Rabi Cordovero domina prontamente o Livro do Esplendor, o Zohar. Percebeu, porém, que o sagrado texto era propositalmente inacessível - fora escrito de forma ambígua, sem uma estrutura clara. Empreende, então, a audaz tarefa de sistematizar esses ensinamentos. Com apenas 27 anos de idade, completou a obra Pardêss Rimonim, onde sistematiza todas as correntes do pensamento místico. Sua obra mais extensa sobre o Zohar, porém, foi Or Yakar (A Luz Preciosa), um trabalho de 16 volumes. Apesar de ter passado muitos anos escrevendo A Luz Preciosa, a obra só foi levada a público 400 anos depois, em 1962, com o início de sua publicação.

O Ramak se tornou conhecido por outros dois livros: Tomer Devorá (A Palmeira de Débora) e Or Ne'erav (Doce Luz). No primeiro, utiliza os conceitos das Sefirot para ensinar um sistema de moral e ética. Escrita em linguagem relativamente simples, a obra é uma introdução à Cabalá, que ensina de que maneira o homem pode emular os atributos de D'us. O segundo livro, Or Ne'erav, reitera a importância do estudo da Cabalá e apresenta uma introdução a seus métodos. Contudo, faz uma clara advertência: não se deve estudá-la antes de dominar o Tanach, a Bíblia judaica, a Mishná e a Guemará, partes componentes do Talmud.
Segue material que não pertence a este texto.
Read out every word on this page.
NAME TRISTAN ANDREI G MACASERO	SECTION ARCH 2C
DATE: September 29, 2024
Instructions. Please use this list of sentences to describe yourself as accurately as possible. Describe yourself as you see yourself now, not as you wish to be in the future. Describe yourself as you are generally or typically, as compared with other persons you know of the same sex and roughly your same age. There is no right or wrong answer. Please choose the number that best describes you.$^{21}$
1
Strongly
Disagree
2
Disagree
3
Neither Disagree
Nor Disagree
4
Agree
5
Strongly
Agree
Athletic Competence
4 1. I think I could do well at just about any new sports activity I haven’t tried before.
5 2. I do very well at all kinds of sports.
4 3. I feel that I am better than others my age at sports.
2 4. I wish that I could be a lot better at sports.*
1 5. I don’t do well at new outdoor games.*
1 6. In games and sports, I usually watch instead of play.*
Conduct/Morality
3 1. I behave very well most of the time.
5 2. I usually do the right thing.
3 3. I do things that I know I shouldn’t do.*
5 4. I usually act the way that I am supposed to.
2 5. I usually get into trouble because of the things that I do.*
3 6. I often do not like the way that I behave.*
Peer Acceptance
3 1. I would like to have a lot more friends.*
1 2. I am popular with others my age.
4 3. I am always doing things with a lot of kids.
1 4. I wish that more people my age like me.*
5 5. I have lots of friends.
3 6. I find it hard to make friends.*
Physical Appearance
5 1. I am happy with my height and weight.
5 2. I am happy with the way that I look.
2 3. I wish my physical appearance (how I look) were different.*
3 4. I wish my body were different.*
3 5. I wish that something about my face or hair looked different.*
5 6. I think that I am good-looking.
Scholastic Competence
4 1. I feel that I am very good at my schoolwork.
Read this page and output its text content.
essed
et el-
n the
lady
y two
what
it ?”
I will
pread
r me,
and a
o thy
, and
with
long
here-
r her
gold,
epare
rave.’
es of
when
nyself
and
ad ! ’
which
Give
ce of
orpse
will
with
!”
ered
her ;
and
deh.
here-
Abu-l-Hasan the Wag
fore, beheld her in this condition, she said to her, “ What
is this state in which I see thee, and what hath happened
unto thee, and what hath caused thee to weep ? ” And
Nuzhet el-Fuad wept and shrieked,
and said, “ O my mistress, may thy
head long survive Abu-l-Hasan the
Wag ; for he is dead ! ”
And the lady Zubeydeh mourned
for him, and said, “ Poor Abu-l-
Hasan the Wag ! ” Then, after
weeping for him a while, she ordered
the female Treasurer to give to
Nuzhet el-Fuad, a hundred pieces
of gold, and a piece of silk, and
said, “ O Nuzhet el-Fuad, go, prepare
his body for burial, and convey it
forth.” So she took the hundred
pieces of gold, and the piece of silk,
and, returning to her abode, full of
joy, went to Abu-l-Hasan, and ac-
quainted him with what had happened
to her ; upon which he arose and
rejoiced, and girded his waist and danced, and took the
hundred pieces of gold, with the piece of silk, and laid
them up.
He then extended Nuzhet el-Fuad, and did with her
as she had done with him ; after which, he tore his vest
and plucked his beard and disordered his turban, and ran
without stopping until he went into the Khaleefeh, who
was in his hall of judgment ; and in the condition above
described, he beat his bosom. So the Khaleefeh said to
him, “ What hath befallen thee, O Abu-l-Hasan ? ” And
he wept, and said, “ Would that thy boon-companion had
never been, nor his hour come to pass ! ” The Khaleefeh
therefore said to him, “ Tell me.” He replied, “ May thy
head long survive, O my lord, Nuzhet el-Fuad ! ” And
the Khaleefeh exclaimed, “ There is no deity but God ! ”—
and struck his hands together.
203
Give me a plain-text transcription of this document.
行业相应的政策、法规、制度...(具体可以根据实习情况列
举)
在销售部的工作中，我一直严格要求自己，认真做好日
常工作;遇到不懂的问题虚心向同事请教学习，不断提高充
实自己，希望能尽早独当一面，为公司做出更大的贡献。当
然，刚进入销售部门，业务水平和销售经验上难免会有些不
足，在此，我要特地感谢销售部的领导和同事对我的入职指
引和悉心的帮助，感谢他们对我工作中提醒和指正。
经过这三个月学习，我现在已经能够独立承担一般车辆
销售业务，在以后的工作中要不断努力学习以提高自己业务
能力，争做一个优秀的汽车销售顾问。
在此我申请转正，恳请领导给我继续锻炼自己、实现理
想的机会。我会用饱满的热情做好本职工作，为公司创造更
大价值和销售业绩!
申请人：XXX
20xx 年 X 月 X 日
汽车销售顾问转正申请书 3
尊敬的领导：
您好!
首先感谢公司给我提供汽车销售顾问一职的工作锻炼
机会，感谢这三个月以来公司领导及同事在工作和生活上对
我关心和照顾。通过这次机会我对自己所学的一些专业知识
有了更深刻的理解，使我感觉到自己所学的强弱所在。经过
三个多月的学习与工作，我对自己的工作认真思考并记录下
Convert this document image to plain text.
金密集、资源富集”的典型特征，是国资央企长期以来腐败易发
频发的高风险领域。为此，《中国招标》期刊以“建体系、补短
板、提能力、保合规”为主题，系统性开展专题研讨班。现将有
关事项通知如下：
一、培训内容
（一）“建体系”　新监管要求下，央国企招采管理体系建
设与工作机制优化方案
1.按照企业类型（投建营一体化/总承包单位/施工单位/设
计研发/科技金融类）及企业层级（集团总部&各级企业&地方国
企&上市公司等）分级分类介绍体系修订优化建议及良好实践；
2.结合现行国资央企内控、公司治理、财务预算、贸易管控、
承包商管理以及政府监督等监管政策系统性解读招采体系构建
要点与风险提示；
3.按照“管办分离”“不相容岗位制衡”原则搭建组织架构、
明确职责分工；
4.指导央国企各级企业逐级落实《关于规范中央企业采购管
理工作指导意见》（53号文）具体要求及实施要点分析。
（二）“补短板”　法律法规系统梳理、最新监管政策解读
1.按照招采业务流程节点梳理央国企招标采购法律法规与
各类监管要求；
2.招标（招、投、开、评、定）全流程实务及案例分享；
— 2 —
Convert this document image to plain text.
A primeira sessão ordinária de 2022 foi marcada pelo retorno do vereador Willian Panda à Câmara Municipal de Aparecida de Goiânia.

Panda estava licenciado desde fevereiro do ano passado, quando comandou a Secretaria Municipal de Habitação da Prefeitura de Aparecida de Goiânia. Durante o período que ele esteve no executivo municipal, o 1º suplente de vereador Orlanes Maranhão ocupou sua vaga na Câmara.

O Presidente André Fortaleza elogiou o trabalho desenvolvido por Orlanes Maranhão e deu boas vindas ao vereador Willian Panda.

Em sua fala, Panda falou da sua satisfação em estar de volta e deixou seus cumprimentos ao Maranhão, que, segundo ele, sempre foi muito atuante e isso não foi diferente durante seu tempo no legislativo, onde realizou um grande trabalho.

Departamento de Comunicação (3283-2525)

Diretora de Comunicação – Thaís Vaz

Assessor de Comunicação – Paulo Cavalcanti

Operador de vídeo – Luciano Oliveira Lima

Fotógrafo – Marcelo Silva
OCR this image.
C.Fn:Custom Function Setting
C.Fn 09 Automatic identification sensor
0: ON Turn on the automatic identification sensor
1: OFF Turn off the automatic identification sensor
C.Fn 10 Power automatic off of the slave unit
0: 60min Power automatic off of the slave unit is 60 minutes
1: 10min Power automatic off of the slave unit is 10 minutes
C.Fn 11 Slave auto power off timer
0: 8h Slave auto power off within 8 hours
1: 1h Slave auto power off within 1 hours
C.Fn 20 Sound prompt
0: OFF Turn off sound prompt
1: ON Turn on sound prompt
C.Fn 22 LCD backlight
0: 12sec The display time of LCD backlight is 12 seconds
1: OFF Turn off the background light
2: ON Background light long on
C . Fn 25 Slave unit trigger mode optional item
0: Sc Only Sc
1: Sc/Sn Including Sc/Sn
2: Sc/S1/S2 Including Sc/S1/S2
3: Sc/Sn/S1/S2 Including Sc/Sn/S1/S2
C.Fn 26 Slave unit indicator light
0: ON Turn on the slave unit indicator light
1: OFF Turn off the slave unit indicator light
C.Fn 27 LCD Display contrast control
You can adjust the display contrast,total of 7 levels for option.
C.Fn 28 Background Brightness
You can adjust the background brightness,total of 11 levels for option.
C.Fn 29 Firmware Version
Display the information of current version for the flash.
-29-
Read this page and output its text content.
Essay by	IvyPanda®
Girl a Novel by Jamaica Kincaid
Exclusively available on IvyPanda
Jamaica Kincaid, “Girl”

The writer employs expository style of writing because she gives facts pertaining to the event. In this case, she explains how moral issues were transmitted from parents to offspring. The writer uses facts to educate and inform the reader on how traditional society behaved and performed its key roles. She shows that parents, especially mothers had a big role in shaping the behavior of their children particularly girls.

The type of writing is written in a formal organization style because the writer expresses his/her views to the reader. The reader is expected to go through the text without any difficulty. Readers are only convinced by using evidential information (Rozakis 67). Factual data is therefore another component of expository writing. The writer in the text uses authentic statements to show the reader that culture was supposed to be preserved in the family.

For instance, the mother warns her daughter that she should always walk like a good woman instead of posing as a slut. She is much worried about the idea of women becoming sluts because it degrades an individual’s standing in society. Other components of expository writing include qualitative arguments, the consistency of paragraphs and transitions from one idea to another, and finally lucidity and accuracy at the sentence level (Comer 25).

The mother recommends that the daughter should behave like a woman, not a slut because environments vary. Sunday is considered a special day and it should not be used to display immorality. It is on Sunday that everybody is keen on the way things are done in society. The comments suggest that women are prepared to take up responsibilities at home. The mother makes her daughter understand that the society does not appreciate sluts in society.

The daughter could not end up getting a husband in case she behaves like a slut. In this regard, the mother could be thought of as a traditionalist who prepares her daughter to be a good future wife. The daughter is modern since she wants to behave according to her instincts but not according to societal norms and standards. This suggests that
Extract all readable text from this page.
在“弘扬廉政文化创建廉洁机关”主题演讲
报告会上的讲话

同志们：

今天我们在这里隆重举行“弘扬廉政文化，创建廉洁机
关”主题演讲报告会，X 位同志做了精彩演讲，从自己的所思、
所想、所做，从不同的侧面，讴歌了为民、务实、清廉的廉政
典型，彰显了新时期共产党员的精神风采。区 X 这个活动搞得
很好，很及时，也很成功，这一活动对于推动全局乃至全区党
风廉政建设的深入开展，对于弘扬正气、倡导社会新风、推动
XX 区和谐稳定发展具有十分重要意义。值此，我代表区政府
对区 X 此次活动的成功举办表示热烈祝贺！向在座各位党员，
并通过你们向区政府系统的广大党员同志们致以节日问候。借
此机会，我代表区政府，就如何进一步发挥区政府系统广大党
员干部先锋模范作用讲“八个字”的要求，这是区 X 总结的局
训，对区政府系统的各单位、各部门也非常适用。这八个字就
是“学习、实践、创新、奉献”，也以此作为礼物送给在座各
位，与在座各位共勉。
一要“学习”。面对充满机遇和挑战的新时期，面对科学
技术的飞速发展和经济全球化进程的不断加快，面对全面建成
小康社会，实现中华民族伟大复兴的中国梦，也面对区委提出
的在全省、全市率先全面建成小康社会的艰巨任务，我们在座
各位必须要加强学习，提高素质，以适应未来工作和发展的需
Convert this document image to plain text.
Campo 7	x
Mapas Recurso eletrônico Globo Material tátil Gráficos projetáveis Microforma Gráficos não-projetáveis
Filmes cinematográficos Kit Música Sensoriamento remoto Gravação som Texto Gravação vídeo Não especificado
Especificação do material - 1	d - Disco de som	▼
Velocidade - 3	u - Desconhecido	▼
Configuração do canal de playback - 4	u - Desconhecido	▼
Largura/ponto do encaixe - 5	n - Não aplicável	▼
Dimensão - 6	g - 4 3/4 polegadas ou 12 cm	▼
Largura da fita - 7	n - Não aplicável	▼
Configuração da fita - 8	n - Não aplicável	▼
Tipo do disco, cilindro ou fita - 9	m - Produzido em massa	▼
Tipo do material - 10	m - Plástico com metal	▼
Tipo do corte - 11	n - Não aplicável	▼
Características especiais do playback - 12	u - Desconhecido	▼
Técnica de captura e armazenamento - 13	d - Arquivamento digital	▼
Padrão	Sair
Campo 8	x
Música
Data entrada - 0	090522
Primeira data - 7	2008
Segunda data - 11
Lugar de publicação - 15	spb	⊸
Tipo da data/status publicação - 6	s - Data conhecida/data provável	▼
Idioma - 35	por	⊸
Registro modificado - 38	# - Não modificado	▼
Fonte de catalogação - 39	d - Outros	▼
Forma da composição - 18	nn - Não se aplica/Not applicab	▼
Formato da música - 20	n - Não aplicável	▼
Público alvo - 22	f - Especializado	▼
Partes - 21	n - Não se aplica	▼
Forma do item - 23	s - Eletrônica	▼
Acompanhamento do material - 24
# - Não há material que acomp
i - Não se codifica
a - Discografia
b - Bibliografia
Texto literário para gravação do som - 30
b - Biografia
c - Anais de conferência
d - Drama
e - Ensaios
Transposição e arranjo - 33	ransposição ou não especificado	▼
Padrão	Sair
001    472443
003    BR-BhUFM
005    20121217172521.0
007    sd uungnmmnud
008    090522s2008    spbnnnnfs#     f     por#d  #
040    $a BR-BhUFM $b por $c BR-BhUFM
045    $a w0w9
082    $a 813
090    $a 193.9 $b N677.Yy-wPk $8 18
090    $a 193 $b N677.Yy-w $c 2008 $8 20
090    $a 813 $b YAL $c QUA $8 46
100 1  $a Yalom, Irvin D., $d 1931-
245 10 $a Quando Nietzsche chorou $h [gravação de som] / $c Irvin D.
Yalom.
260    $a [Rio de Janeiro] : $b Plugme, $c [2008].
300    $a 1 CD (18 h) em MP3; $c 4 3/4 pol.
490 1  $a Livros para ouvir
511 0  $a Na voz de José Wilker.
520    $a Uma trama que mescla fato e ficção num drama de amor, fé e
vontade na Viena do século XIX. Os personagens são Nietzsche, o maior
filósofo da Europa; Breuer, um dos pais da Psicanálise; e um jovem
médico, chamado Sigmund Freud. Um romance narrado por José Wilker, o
No ano de 1550, Rabi Cordovero fundou, em Safed, uma Academia de Cabalá, que dirigiu durante 20 anos, até seu falecimento. Entre seus discípulos contavam-se grandes sábios: o Rabi Eliyahu di Vidas, autor de Reshit Chochmá (Princípio da Sabedoria); Rabi Chaim Vital, responsável por registrar e disseminar os ensinamentos de Rabi Isaac Luria, o Arizal, um dos maiores cabalistas da História Judaica; Rabi Eliezer Azikri, autor de Sefer Haredim; e Rabi Yeshayahu Horowitz, o Shelach, que escreveu a famosa obra Shnei Luchot HaBrit, As Duas Tábuas da Lei.

Safed se tornou centro do estudo da Cabalá e, até hoje, a cidade é considerada um dos locais mais espiritualizados da sagrada Terra de Israel. O Ramak e os outros cabalistas viviam conforme os ensinamentos do Zohar e para apressar a Redenção Messiânica impunham-se um banimento, como forma de se engajar. Deixavam seu lar e passavam longas horas nos campos, entre meditação e oração, visitando também os túmulos de Sábios do Talmud. Acreditavam que, como a Shechiná, a Presença Divina, fora exilada com a destruição do Templo de Jerusalém, somente se poderia adquirir uma profunda compreensão da Torá mediante o "exílio", o auto-isolamento. As sessões de estudos realizadas por Rabi Cordovero e seus discípulos foram coletadas num volume chamado "Sefer Guerushin", Livro dos Banimentos.

Os Ensinamentos de Rabi Cordovero

Conta-se que o Profeta Eliyahu, que, na tradição judaica visita grandes sábios para lhes transmitir mensagens Divinas, revelou-se diante de Rabi Moshé Cordovero.

Foi na obra Pomar de Romãs que o Ramak sintetizou ensinamentos cabalísticos transmitidos, durante gerações, pelos mestres a seus discípulos. O livro é um resumo e um desenvolvimento das diferentes tendências nos ensinamentos da Cabalá, até a sua época. Com extraordinária habilidade, consegue explicar, delinear e conciliar ensinamentos aparentemente contraditórios. Esclarece também perguntas nunca dantes respondidas sobre os mistérios do Universo criado por D'us. Ao resolver aparentes contradições entre as diferentes correntes místicas, compatibilizando os ensinamentos do Zohar com os das antigas escolas cabalistas, Rabi Cordovero demonstra a unicidade e a consistência da base filosófica da Cabalá.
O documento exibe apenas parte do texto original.